Нурлану 39 лет. Ни кола, ни двора, ни семьи не нажил он к этому возрасту. Считал ли себя неудачником? Скорее нет, чем да. Но окружающие придерживались абсолютно другого мнения, и на то у них были причины. Когда друзья и знакомые Нурлана создавали пары, обживали семейные гнезда, он попросту прожигал жизнь. И как-то не заметил, что время пролетело, поезд ушел, а запрыгнуть в последний вагон не получилось. Даже родные братья — не сказать, что трудоголики, — устроились по-человечески. Вот теперь права качают, стыдят, делясь копейкой, иногда и хлебом попрекают.
Только отец и мать, живущие в селе, по-прежнему искренне любили его. Очень они хотели, чтобы сын взялся наконец за ум, поэтому продали кое-какую живность и купили ему старенький "Фольксваген".
— Главное, чтобы ты хоть изредка приезжал проведать нас. И женись уже, сынок, так ведь вся жизнь пройдет, а семья — это святое,— сказала Нурлану мама.
На этом "Фольксвагене" он иногда выезжал таксовать по столичным улицам. "Днем людей мало, нормально не заработаешь, выходи ночью, — посоветовали Нурлану новые друзья-таксисты. — И выхлоп больше, и скучать не придется — за месяц на целый триллер накатаешь…"
— Куда дальше? — спросил Нурлан пассажиров, которые стали казаться ему подозрительными.
— К мамке поедем, мы же договаривались, — пробормотал здоровяк.
— А где она, мамка ваша?
— Да тут недалеко: через пару кварталов налево и до конца, — ответил парень и вдруг едва слышно спросил отца: "Бать, а ты нож не забыл?".

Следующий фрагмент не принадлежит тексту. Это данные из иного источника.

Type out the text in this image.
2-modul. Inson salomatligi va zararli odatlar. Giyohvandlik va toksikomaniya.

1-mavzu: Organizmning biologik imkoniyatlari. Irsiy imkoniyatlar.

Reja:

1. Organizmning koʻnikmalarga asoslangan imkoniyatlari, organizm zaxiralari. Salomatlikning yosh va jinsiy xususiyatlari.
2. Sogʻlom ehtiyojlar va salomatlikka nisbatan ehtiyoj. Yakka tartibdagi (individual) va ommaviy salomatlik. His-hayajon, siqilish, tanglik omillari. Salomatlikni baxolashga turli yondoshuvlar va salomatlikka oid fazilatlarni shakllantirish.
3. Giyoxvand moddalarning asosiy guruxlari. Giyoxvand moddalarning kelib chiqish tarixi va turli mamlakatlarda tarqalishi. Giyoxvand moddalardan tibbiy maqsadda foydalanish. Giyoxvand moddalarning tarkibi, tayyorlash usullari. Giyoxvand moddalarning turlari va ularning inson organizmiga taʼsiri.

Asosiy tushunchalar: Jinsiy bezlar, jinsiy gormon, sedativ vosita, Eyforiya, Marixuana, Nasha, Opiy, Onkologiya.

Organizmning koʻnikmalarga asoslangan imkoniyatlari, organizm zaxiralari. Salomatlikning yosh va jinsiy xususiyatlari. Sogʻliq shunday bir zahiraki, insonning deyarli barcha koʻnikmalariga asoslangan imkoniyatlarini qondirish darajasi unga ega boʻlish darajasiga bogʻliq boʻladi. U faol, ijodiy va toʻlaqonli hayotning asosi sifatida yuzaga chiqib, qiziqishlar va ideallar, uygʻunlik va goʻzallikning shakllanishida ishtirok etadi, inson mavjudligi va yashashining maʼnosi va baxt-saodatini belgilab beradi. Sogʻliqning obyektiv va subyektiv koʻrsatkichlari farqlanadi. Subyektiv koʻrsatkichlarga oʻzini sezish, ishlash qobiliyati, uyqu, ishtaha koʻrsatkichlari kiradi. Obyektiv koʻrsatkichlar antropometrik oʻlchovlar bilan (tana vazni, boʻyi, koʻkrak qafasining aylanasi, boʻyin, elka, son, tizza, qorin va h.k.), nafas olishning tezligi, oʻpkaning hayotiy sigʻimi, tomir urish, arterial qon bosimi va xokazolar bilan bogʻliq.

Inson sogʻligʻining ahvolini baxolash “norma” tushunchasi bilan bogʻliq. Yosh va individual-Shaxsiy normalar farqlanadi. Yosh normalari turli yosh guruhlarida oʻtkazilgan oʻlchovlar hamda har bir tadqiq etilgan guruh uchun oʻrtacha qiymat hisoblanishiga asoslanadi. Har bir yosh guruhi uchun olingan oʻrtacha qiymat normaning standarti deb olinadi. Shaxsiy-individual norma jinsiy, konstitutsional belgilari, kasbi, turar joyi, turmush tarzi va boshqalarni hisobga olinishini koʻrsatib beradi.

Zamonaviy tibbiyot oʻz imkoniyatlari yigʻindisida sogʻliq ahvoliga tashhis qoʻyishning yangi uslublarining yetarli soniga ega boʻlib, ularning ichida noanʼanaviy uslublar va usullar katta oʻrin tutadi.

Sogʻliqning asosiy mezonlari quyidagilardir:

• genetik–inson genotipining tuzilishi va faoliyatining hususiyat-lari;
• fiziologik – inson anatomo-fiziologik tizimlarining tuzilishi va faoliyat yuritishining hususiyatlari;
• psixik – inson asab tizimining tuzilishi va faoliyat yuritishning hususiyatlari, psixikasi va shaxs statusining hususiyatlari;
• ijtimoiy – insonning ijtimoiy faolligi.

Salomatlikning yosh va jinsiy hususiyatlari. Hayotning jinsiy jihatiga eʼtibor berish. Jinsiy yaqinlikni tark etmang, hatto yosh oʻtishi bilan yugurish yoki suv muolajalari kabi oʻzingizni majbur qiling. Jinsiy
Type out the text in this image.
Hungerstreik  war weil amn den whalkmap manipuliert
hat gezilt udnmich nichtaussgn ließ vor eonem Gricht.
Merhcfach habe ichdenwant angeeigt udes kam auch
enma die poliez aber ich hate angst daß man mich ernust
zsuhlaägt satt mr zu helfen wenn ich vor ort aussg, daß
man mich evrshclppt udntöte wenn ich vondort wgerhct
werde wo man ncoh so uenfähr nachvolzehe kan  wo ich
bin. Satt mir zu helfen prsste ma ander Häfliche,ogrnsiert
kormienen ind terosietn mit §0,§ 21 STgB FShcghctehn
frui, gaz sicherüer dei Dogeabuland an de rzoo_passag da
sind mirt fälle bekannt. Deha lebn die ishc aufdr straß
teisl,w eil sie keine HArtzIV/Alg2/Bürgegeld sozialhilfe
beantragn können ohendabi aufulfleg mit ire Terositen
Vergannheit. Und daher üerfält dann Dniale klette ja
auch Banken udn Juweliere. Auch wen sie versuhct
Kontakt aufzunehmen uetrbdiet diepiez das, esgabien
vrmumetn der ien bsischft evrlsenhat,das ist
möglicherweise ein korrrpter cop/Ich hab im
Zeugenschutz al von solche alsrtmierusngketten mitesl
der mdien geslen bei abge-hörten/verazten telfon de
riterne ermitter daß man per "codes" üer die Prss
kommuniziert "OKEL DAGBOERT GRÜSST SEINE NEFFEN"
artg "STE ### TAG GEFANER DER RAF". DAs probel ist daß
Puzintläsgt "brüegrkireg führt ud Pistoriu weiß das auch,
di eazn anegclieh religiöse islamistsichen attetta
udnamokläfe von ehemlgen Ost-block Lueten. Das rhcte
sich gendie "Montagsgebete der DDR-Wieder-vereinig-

Старик кивнул. Увидев это в зеркало заднего вида, Нурлан почувствовал, как вспотели руки. "На кого это я нарвался, черт возьми?!" — выругался он про себя и незаметно пошарил в бардачке. Нащупав отвертку, осторожно переложил ее в карман.
"Здоровяк вовсе не выпивший, притворяется. А этот старик мне сразу не понравился, слишком резвый для своего возраста. А в котомке что? Ножик есть, это понятно, а еще? Веревка, может? Мать его, от старика же нафталином несет, а он все туда же... Сдалась им моя машина, я же могу ее просто так отдать. Зачем убивать-то сразу?" — вертелись мысли в голове Нурлана.
И вот сложилась ситуация, когда он находился между жизнью и смертью. А если второй вариант все-таки неизбежен, кто будет его искать? Братьям он не нужен. Родители привыкли к его внезапным исчезновениям, так что вряд ли хватятся сразу. Но жить очень хотелось. По крайней мере, не такой Нурлан представлял свою смерть.
— Видишь там кресты? — прервал его раздумья здоровяк. — Езжай прямо к ним. На кладбище ворот нет, заезжай и газуй по тротуару до четвертого ряда.
— Про кладбище мы не договаривались, — вяло возразил Нурлан.
— Как не договаривались?! Я тебе про батю говорил? Говорил! И про мамку, что надо проведать, говорил. Так вот тут она у нас лежит, родимая... Сегодня пять годков уже. На работе с ребятами поминал, теперь со стариком помянуть решили.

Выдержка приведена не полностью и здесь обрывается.